572h

Modeling Drug Delivery for Design of PLGA Microparticles

Ashlee N. Ford, Chemical & Biomolecular Engineering, University of Illinois, 600 South Mathews Avenue, 201 Roger Adams Laboratory, Box C-3, Urbana, IL 61801-3602, Daniel W. Pack, Chemical & Biomolecular Engineering, University of Illinois Urbana-Champaign, 600 S. Mathews, Box C-3 MC 712, Urbana, IL 61801, and Richard D. Braatz, Department of Chemical and Biomolecular Engineering, University of Illinois at Urbana-Champaign, 600 South Mathews Avenue, Box C-3, 293 Roger Adams Laboratory, Urbana, IL 61801-3602.

The objective of this project is to develop a mechanistic model that is sufficiently accurate for predicting the drug release behavior that the model can be used for the optimal design of controlled-release drug delivery devices. A model is described for capturing the heterogeneity of autocatalytic degradation of poly(lactic-co-glycolic acid) (PLGA) polymer microspheres. The model is extended to apply to core-shell microparticles and microcapsules, which are important options for encapsulating drugs for delivery in a multi-stage pulsatile release fashion or for protecting proteins from being deactivated by suspension in an aqueous core for time-delayed delivery after polymer microcapsule degradation. The predictions for the core-shell microparticles and microcapsules are compared to experimental results. These mechanistic models contain no empirical parameters such as time-varying effective diffusivities--all model parameters are true physicochemical parameters taken from calculations of transport through pores or direct observation of depolymerization in well-characterized well-mixed reactors.

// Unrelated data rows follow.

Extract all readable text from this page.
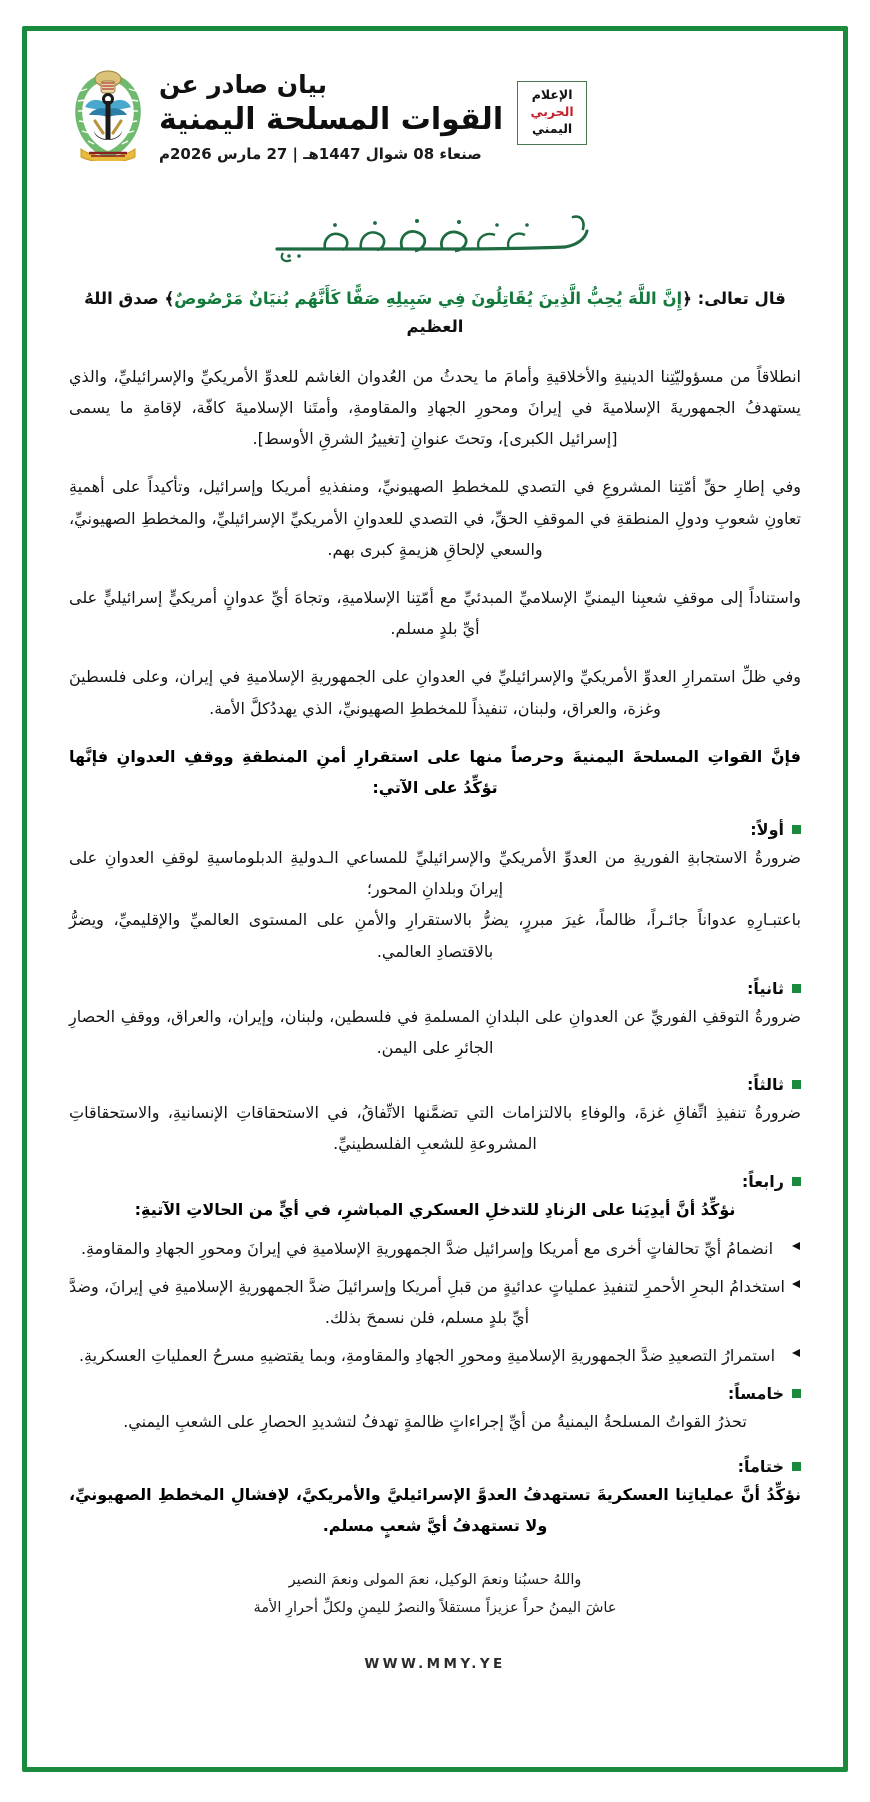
بيان صادر عن
القوات المسلحة اليمنية
صنعاء 08 شوال 1447هـ | 27 مارس 2026م
الإعلام
الحربي
اليمني
قال تعالى: ﴿إِنَّ اللَّهَ يُحِبُّ الَّذِينَ يُقَاتِلُونَ فِي سَبِيلِهِ صَفًّا كَأَنَّهُم بُنيَانٌ مَرْصُوصٌ﴾ صدق اللهُ العظيم

انطلاقاً من مسؤوليّتِنا الدينيةِ والأخلاقيةِ وأمامَ ما يحدثُ من العُدوان الغاشم للعدوِّ الأمريكيِّ والإسرائيليِّ، والذي يستهدفُ الجمهوريةَ الإسلاميةَ في إيرانَ ومحورِ الجهادِ والمقاومةِ، وأمتَنا الإسلاميةَ كافّة، لإقامةِ ما يسمى [إسرائيل الكبرى]، وتحتَ عنوانِ [تغييرُ الشرقِ الأوسط].

وفي إطارِ حقِّ أمّتِنا المشروعِ في التصدي للمخططِ الصهيونيِّ، ومنفذيهِ أمريكا وإسرائيل، وتأكيداً على أهميةِ تعاونِ شعوبِ ودولِ المنطقةِ في الموقفِ الحقِّ، في التصدي للعدوانِ الأمريكيِّ الإسرائيليِّ، والمخططِ الصهيونيِّ، والسعي لإلحاقِ هزيمةٍ كبرى بهم.

واستناداً إلى موقفِ شعبِنا اليمنيِّ الإسلاميِّ المبدئيِّ مع أمّتِنا الإسلاميةِ، وتجاهَ أيِّ عدوانٍ أمريكيٍّ إسرائيليٍّ على أيِّ بلدٍ مسلم.

وفي ظلِّ استمرارِ العدوِّ الأمريكيِّ والإسرائيليِّ في العدوانِ على الجمهوريةِ الإسلاميةِ في إيران، وعلى فلسطينَ وغزة، والعراق، ولبنان، تنفيذاً للمخططِ الصهيونيِّ، الذي يهددُكلَّ الأمة.

فإنَّ القواتِ المسلحةَ اليمنيةَ وحرصاً منها على استقرارِ أمنِ المنطقةِ ووقفِ العدوانِ فإنَّها تؤكِّدُ على الآتي:

أولاً:
ضرورةُ الاستجابةِ الفوريةِ من العدوِّ الأمريكيِّ والإسرائيليِّ للمساعي الـدوليةِ الدبلوماسيةِ لوقفِ العدوانِ على إيرانَ وبلدانِ المحور؛
باعتبـارِهِ عدواناً جائـراً، ظالماً، غيرَ مبررٍ، يضرُّ بالاستقرارِ والأمنِ على المستوى العالميِّ والإقليميِّ، ويضرُّ بالاقتصادِ العالمي.
ثانياً:
ضرورةُ التوقفِ الفوريِّ عن العدوانِ على البلدانِ المسلمةِ في فلسطين، ولبنان، وإيران، والعراق، ووقفِ الحصارِ الجائرِ على اليمن.
ثالثاً:
ضرورةُ تنفيذِ اتِّفاقِ غزةَ، والوفاءِ بالالتزامات التي تضمَّنها الاتِّفاقُ، في الاستحقاقاتِ الإنسانيةِ، والاستحقاقاتِ المشروعةِ للشعبِ الفلسطينيِّ.
رابعاً:
نؤكِّدُ أنَّ أيدِيَنا على الزنادِ للتدخلِ العسكري المباشرِ، في أيٍّ من الحالاتِ الآتيةِ:
انضمامُ أيِّ تحالفاتٍ أخرى مع أمريكا وإسرائيل ضدَّ الجمهوريةِ الإسلاميةِ في إيرانَ ومحورِ الجهادِ والمقاومةِ.
استخدامُ البحرِ الأحمرِ لتنفيذِ عملياتٍ عدائيةٍ من قبلِ أمريكا وإسرائيلَ ضدَّ الجمهوريةِ الإسلاميةِ في إيرانَ، وضدَّ أيِّ بلدٍ مسلم، فلن نسمحَ بذلك.
استمرارُ التصعيدِ ضدَّ الجمهوريةِ الإسلاميةِ ومحورِ الجهادِ والمقاومةِ، وبما يقتضيهِ مسرحُ العملياتِ العسكريةِ.
خامساً:
تحذرُ القواتُ المسلحةُ اليمنيةُ من أيِّ إجراءاتٍ ظالمةٍ تهدفُ لتشديدِ الحصارِ على الشعبِ اليمني.
ختاماً:
نؤكِّدُ أنَّ عملياتِنا العسكريةَ تستهدفُ العدوَّ الإسرائيليَّ والأمريكيَّ، لإفشالِ المخططِ الصهيونيِّ، ولا تستهدفُ أيَّ شعبٍ مسلم.
واللهُ حسبُنا ونعمَ الوكيل، نعمَ المولى ونعمَ النصير
عاشَ اليمنُ حراً عزيزاً مستقلاً والنصرُ لليمنِ ولكلِّ أحرارِ الأمة
WWW.MMY.YE
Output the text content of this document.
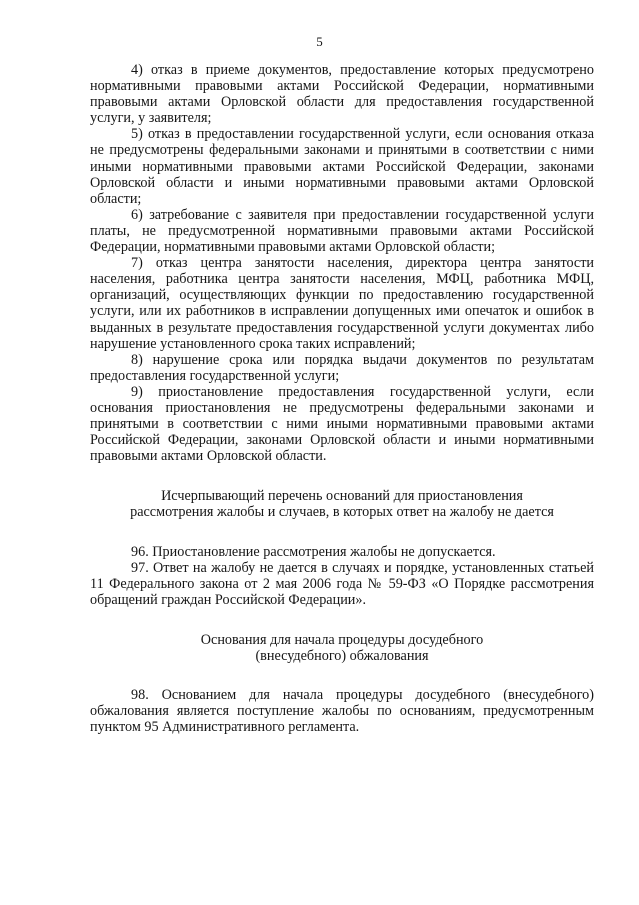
5

4) отказ в приеме документов, предоставление которых предусмотрено нормативными правовыми актами Российской Федерации, нормативными правовыми актами Орловской области для предоставления государственной услуги, у заявителя;

5) отказ в предоставлении государственной услуги, если основания отказа не предусмотрены федеральными законами и принятыми в соответствии с ними иными нормативными правовыми актами Российской Федерации, законами Орловской области и иными нормативными правовыми актами Орловской области;

6) затребование с заявителя при предоставлении государственной услуги платы, не предусмотренной нормативными правовыми актами Российской Федерации, нормативными правовыми актами Орловской области;

7) отказ центра занятости населения, директора центра занятости населения, работника центра занятости населения, МФЦ, работника МФЦ, организаций, осуществляющих функции по предоставлению государственной услуги, или их работников в исправлении допущенных ими опечаток и ошибок в выданных в результате предоставления государственной услуги документах либо нарушение установленного срока таких исправлений;

8) нарушение срока или порядка выдачи документов по результатам предоставления государственной услуги;

9) приостановление предоставления государственной услуги, если основания приостановления не предусмотрены федеральными законами и принятыми в соответствии с ними иными нормативными правовыми актами Российской Федерации, законами Орловской области и иными нормативными правовыми актами Орловской области.

Исчерпывающий перечень оснований для приостановления

рассмотрения жалобы и случаев, в которых ответ на жалобу не дается

96. Приостановление рассмотрения жалобы не допускается.

97. Ответ на жалобу не дается в случаях и порядке, установленных статьей 11 Федерального закона от 2 мая 2006 года № 59-ФЗ «О Порядке рассмотрения обращений граждан Российской Федерации».

Основания для начала процедуры досудебного

(внесудебного) обжалования

98. Основанием для начала процедуры досудебного (внесудебного) обжалования является поступление жалобы по основаниям, предусмотренным пунктом 95 Административного регламента.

This poster describes the use of the mechanistic model to optimally design biodegradable polymeric microparticles for controlled release, which can be made reproducibly by the precision particle fabrication technique that yields highly uniform distributions with tight control of the specific sizes and thicknesses of core-shell microparticles and microcapsules. Changing the design variables of core diameter and shell thickness along with the distribution of molecular weights and pore sizes enables the design of microparticles to produce a large spectrum of obtainable release profiles. These profiles include zeroth-order release and pulsatile release with a range of shapes for the individual pulses. The model also determines the pH as a function of position within the microparticle, which can be used to design microparticles that limit the pH to ranges in which the released molecule is stable. The model can also be used to compute an optimal distribution of microparticles, which can be relevant when restrictions are placed on the microenvironment within the microparticles, such as limits to the pH.